Machine Learning for Program Analysis


Hahna Kane Latonick



This course features a practical hands-on approach to automated program analysis using machine learning. Given the increasing pervasiveness of IoT devices and malware, there is a great need to perform automated reverse engineering at scale, especially since reverse engineering software and firmware can often be a manual, labor-intensive, and time-intensive process. This class is perfectly suited for students who are new to machine learning and want to leverage it to automate their program analysis and reverse engineering efforts.

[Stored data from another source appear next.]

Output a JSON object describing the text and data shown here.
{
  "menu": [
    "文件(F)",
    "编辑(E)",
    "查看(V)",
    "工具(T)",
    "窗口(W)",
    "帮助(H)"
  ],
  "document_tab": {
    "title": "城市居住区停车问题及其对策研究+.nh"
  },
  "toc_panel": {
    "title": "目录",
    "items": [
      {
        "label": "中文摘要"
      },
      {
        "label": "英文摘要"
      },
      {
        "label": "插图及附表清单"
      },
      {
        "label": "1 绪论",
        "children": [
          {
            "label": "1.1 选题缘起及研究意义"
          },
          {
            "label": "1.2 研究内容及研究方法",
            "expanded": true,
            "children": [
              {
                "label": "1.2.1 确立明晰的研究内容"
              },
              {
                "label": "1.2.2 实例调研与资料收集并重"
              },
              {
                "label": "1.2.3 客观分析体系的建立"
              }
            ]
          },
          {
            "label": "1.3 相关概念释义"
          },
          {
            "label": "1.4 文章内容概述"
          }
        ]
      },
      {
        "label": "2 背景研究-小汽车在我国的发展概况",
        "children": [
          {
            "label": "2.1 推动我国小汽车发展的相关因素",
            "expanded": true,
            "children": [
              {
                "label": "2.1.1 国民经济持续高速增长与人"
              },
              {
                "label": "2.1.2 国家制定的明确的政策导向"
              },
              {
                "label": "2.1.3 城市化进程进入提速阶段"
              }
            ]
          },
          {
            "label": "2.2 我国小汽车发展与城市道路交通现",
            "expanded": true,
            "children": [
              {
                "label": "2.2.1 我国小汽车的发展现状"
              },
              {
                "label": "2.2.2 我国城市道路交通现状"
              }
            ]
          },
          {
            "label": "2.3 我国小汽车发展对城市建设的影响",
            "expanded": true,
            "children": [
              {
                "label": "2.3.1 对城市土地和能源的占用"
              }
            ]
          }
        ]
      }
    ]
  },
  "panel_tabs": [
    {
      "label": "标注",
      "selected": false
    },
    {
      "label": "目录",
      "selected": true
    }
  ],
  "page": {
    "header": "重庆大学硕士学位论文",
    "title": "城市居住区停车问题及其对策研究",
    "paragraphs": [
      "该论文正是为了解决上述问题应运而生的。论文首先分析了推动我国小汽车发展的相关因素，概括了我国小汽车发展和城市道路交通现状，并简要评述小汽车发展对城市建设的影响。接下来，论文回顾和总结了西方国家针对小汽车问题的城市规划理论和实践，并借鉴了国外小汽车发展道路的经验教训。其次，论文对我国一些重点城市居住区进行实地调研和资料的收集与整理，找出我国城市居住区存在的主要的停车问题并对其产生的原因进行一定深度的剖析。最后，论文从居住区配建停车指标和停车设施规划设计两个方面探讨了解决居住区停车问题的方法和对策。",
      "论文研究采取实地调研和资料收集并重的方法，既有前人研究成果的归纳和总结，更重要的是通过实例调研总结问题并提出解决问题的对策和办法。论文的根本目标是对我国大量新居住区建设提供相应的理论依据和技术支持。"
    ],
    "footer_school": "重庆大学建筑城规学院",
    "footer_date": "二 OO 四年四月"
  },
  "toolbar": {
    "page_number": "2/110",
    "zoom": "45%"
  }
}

This class kicks off with performing advanced program analysis to automatically identify shared code relationships between applications using different binary features, compute code sharing similarity over a data set to determine binary groupings, and then determine a new binary’s similarity to previously seen samples based on code sharing patterns. We will also cover intermediate representations of binaries and how they can be used for advanced program analysis.

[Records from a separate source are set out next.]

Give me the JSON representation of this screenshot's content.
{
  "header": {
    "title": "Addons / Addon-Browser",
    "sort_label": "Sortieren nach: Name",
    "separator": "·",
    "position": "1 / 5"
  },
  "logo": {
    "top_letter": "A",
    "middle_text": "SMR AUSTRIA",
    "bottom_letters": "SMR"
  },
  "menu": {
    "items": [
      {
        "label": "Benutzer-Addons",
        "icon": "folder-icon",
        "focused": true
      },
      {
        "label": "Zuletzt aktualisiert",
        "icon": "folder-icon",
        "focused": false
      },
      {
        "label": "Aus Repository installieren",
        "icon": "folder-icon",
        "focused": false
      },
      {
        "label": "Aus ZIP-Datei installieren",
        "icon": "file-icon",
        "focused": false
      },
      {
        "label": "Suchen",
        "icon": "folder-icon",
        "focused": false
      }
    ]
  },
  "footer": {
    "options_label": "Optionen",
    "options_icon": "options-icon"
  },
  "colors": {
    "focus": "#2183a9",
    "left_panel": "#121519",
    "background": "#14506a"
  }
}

Next, we will introduce machine learning concepts and their applications to automated reverse engineering. We will first use unsupervised machine learning algorithms to find data patterns and features which can be useful for categorization. Then we will develop supervised machine learning models to classify binaries and make certain predictions about them. Lastly, we will apply deep learning to automate program analysis by building and evaluating neural networks. Throughout the class, labs will be conducted in a virtual environment. Students will leave the course with the necessary hands-on experience, knowledge, and confidence to conduct automated program analysis at scale using machine learning.

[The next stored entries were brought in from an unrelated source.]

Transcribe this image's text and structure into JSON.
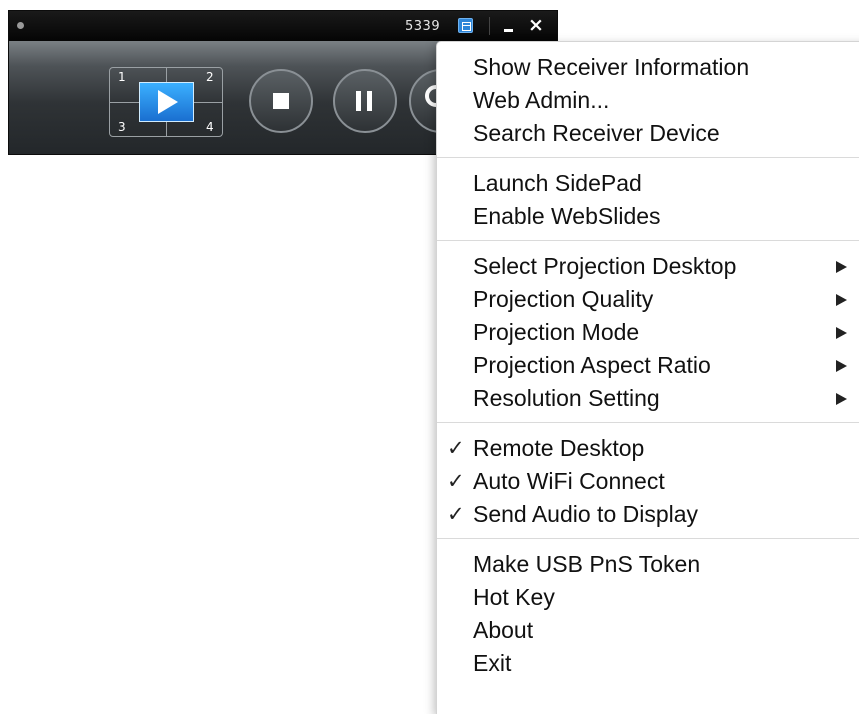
{
  "toolbar": {
    "code": "5339",
    "quadrants": [
      "1",
      "2",
      "3",
      "4"
    ],
    "icons": {
      "info": "info-icon",
      "minimize": "minimize-icon",
      "close": "close-icon",
      "play": "play-icon",
      "stop": "stop-icon",
      "pause": "pause-icon",
      "search": "search-icon"
    },
    "close_glyph": "×"
  },
  "menu": {
    "sections": [
      {
        "items": [
          {
            "label": "Show Receiver Information"
          },
          {
            "label": "Web Admin..."
          },
          {
            "label": "Search Receiver Device"
          }
        ]
      },
      {
        "items": [
          {
            "label": "Launch SidePad"
          },
          {
            "label": "Enable WebSlides"
          }
        ]
      },
      {
        "items": [
          {
            "label": "Select Projection Desktop",
            "submenu": true
          },
          {
            "label": "Projection Quality",
            "submenu": true
          },
          {
            "label": "Projection Mode",
            "submenu": true
          },
          {
            "label": "Projection Aspect Ratio",
            "submenu": true
          },
          {
            "label": "Resolution Setting",
            "submenu": true
          }
        ]
      },
      {
        "items": [
          {
            "label": "Remote Desktop",
            "checked": true,
            "check": "✓"
          },
          {
            "label": "Auto WiFi Connect",
            "checked": true,
            "check": "✓"
          },
          {
            "label": "Send Audio to Display",
            "checked": true,
            "check": "✓"
          }
        ]
      },
      {
        "items": [
          {
            "label": "Make USB PnS Token"
          },
          {
            "label": "Hot Key"
          },
          {
            "label": "About"
          },
          {
            "label": "Exit"
          }
        ]
      }
    ]
  },
  "colors": {
    "accent": "#2f86d8",
    "play_button": "#1a8ae8"
  }
}
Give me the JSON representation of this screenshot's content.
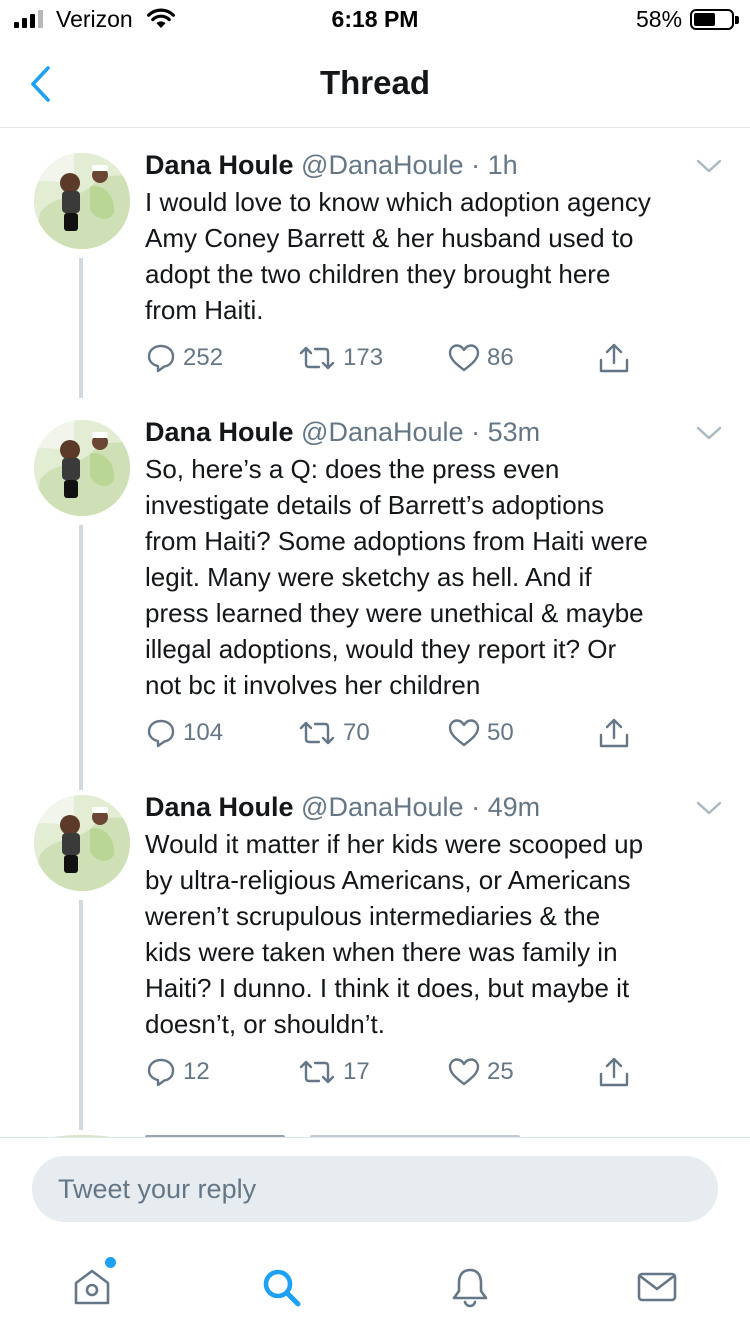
{
  "status_bar": {
    "carrier": "Verizon",
    "time": "6:18 PM",
    "battery_percent": "58%",
    "battery_level": 0.58
  },
  "header": {
    "title": "Thread",
    "back_icon": "chevron-left-icon"
  },
  "tweets": [
    {
      "name": "Dana Houle",
      "handle": "@DanaHoule",
      "time": "1h",
      "text": "I would love to know which adoption agency\nAmy Coney Barrett & her husband used to\nadopt the two children they brought here\nfrom Haiti.",
      "replies": "252",
      "retweets": "173",
      "likes": "86"
    },
    {
      "name": "Dana Houle",
      "handle": "@DanaHoule",
      "time": "53m",
      "text": "So, here’s a Q: does the press even\ninvestigate details of Barrett’s adoptions\nfrom Haiti? Some adoptions from Haiti were\nlegit. Many were sketchy as hell. And if\npress learned they were unethical & maybe\nillegal adoptions, would they report it? Or\nnot bc it involves her children",
      "replies": "104",
      "retweets": "70",
      "likes": "50"
    },
    {
      "name": "Dana Houle",
      "handle": "@DanaHoule",
      "time": "49m",
      "text": "Would it matter if her kids were scooped up\nby ultra-religious Americans, or Americans\nweren’t scrupulous intermediaries & the\nkids were taken when there was family in\nHaiti? I dunno. I think it does, but maybe it\ndoesn’t, or shouldn’t.",
      "replies": "12",
      "retweets": "17",
      "likes": "25"
    }
  ],
  "reply": {
    "placeholder": "Tweet your reply"
  },
  "tab_bar": {
    "items": [
      "home-icon",
      "search-icon",
      "notifications-bell-icon",
      "messages-envelope-icon"
    ],
    "active": "search-icon",
    "accent": "#1da1f2",
    "icon_color": "#657786"
  },
  "colors": {
    "accent": "#1da1f2",
    "secondary_text": "#657786",
    "divider": "#e1e8ed",
    "thread_line": "#cfd9de",
    "reply_bg": "#e6ecf0"
  }
}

Applications covered in the class include, but are not limited to:

  • Binary Analysis
  • Malware Analysis
  • Firmware Analysis
  • Network/IoT Analysis
  • Mobile Security Analysis
  • Security Research / Vulnerability Discovery

Key Learning Objectives

  • Performing Shared Code Analysis
  • Leveraging intermediate representations for advanced program analysis
  • Introduction to Machine Learning
  • Exploring Unsupervised ML algorithms
  • Developing Supervised ML models
  • Building Neural Networks
  • Evaluating and measuring the effectiveness of ML systems

Who Should Attend

  • Reverse engineers, security researchers, and analysts with little to no experience with machine learning
  • Analysts, security researchers, and reverse engineers who want to automate and scale their program analysis and reverse engineering process


Day 1:

  • Introduction to advanced program analysis
  • Identifying and extracting program features
  • EXERCISE: Similarities Lab
  • Leveraging N-Grams for program analysis
  • EXERCISE: N-Grams Lab
  • Performing agnostic program analysis
  • EXERCISE: Architecture and Compiler Agnostic Analysis Lab
  • Introduction to intermediate representations

Day 2:

  • Introduction to Machine Learning
  • Evaluating ML systems
  • Unsupervised ML algorithm: K-Means Clustering
  • EXERCISE: K-Means Lab
  • Unsupervised ML algorithm: Agglomerative Hierarchical Clustering
  • EXERCISE: Agglomerative Analysis Lab
  • Unsupervised ML algorithm: Principal Component Analysis

Day 3:

  • Introduction to Supervised Machine Learning
  • Supervised ML algorithm: Logistic Regression
  • EXERCISE: Logistic Regression Lab
  • Supervised ML algorithm: Decision Tree
  • EXERCISE: Decision Tree Lab
  • Supervised ML algorithm: Random Forest
  • EXERCISE: Random Forest Lab
  • Supervised ML algorithm: K Nearest Neighbors
  • Supervised ML algorithm: Support Vector Machines

Day 4:

  • Introduction to Neural Networks
  • Building Neural Networks for Program Analysis
  • EXERCISE: Neural Networks Development Lab
  • Evaluating Neural Networks
  • EXERCISE: Neural Networks Performance Lab


  • Knowledge of Python 3 programming
  • Knowledge of computer architecture concepts
  • Knowledge of an assembly language (e.g., x86/x64, ARM, etc.)
  • Familiarity with navigating Linux environments and command line knowledge

Hardware Requirements

  • A working laptop or desktop (no Netbooks, no Tablets, no iPads)
  • Intel Core i3 (equivalent or superior) required
  • 8GB RAM required, at a minimum
  • 10 GB free hard disk space, at a minimum

Software Requirements

The following software needs to be installed on each student laptop prior to the workshop:

  • Linux / Windows / Mac OS X desktop operating systems
  • VMware Workstation or Fusion. The free 30-day trial is sufficient and can be downloaded here:
  • Administrator / root access MANDATORY

Students will be provided with

Students will be provided with access to course slides, sample code, and lab exercises which attendees can keep to continue their learning and practicing after the training ends.